The decision rule that actually matters: the token bill is rarely why you'd stay on GPT-4o — output stability is. If you have a validated pipeline whose prompts were tuned against this exact model and whose outputs feed downstream logic, the re-evaluation cost of switching can dwarf months of the price difference. Use the comparison view to quantify the delta, then put a real number on your eval effort and compare the two.

How is this counted?

GPT-4o uses OpenAI's canonical o200k_base tokenizer — identical vocab to GPT-4.1 and GPT-5. We count via gpt-tokenizer (MIT), calibration factor 1.0, so the count is exact. Inputs over 50,000 characters tokenize in a Web Worker so the page stays responsive.

FAQ

Is GPT-4o still available in 2026?

Yes, at the time of writing. GPT-4o is a legacy model — superseded by the GPT-4.1 and GPT-5 generations and no longer featured on OpenAI's primary pricing page — but it remains callable at grandfathered rates ($2.50/M input, $10/M output).
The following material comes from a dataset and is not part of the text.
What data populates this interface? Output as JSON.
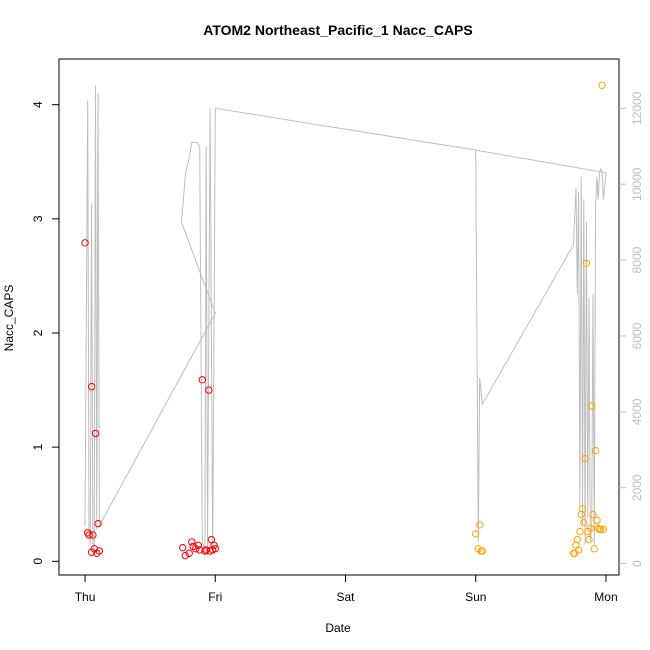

It is still the model a large share of production code is pinned to. Treat it as stable-but-frozen: fine to keep running, worth a migration plan.

Should I migrate off GPT-4o?

Usually yes, eventually — but measure first. GPT-5 Mini and GPT-4.1 Mini are both cheaper per token than GPT-4o and generally stronger, so the cost argument for staying is weak. The real cost of migrating is re-validating prompts and outputs against a new model, not the token bill. Use the comparison view to see the price delta on your actual prompt, then weigh that against your eval budget.

Is the token count exact?

Yes. GPT-4o uses OpenAI's canonical o200k_base tokenizer — the same vocab as GPT-4.1 and GPT-5. We count via the gpt-tokenizer package (calibration factor 1.0), so the number here matches what OpenAI bills, with no approximation.

What's the context window?

128,000 tokens. Smaller than the GPT-4.1 generation's 1M+ window — if your workload depends on very long single-call context, GPT-4o is a hard architectural ceiling and a reason to migrate rather than a tuning problem.

Does my prompt leave the browser?

No. Tokenization runs entirely in JavaScript on the page (Web Worker for inputs over 50,000 characters). No server endpoint ever receives prompt content.

Compare against every other model

To see this exact prompt scored against every supported model, sorted by total cost, paste it into the home calculator and toggle Compare across all models. For a legacy model like GPT-4o this is the fastest way to see, on your real input, exactly how much you're paying for staying put.

The migrations worth pricing first: GPT-5 Mini and GPT-4.1 Mini (both cheaper and stronger, the usual destinations), and GPT-4o mini (the in-family step down if you only need to cut cost without re-validating across generations).